OpenAI now tries to hide that ChatGPT was trained on copyrighted books, including J.K. Rowling’s Harry Potter series::A new research paper laid out ways in which AI developers should try and avoid showing LLMs have been trained on copyrighted material.
It’s honestly a good question. It’s perfectly legal for you to memorize a copyrighted work. In some contexts, you can recite it, too (particularly the perilous fair use). And even if you don’t recite a copyrighted work directly, you are most certainly allowed to learn to write from reading copyrighted books, then try to come up with your own writing based off what you’ve read. You’ll probably try your best to avoid copying anyone, but you might still make mistakes, simply by forgetting that some idea isn’t your own.

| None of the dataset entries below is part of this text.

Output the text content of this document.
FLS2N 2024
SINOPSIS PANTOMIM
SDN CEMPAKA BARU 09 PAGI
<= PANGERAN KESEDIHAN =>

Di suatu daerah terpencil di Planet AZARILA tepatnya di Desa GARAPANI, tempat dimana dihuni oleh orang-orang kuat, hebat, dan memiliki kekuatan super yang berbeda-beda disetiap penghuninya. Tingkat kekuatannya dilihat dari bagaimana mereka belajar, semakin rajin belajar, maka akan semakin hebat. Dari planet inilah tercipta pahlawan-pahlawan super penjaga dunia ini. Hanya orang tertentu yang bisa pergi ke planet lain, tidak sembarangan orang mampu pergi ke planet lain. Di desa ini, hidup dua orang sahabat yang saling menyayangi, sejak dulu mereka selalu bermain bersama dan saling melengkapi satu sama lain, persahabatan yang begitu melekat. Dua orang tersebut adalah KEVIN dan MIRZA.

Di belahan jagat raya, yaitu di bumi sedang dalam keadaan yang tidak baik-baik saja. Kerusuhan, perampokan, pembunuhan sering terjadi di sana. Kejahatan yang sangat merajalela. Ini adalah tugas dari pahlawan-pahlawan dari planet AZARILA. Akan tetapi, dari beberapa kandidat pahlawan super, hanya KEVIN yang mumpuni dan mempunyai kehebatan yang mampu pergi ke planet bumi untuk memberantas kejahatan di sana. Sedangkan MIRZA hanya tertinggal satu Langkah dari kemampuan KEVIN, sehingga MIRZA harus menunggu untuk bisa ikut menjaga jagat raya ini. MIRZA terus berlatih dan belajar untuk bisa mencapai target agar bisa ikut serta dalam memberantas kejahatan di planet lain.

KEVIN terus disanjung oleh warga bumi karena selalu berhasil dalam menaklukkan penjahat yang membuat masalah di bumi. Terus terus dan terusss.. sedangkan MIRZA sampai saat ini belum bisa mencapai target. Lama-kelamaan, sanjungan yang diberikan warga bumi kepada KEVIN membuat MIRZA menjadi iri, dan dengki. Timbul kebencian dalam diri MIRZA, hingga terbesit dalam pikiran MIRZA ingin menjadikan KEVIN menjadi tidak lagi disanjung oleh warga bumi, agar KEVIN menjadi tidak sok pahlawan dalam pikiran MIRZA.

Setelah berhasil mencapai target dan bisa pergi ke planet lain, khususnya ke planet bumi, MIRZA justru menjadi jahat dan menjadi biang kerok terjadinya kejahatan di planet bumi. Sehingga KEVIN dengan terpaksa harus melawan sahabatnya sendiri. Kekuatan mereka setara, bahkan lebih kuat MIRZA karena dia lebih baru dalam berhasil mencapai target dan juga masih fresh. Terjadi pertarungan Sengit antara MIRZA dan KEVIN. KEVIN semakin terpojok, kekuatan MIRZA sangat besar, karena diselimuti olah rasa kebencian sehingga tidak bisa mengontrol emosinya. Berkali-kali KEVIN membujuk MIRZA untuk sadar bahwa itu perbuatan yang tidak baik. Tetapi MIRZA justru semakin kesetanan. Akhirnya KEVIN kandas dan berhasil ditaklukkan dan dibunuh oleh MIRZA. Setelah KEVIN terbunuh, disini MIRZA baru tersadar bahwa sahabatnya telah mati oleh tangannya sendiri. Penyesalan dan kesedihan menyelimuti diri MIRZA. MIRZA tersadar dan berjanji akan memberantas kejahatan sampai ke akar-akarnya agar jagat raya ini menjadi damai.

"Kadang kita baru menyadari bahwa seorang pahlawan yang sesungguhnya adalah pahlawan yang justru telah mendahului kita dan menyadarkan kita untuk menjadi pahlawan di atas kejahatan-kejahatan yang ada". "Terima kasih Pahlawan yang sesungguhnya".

But can AI? If we want to view AI as basically an artificial brain, then shouldn’t it be able to do what humans can do? Though at the same time, it’s not actually a brain nor is it a human. Humans are pretty limited in what they can remember, whereas an AI could be virtually boundless.
If we’re looking at intent, the AI companies certainly aren’t trying to recreate copyrighted works. They’ve actively tried to stop it as we can see. And LLMs don’t directly store the copyrighted works, either. They’re basically just storing super hard to understand sets of weights, which are a challenge even for experienced researchers to explain. They’re not denying that they read copyrighted works (like all of us do), but arguably they aren’t trying to write copyrighted works.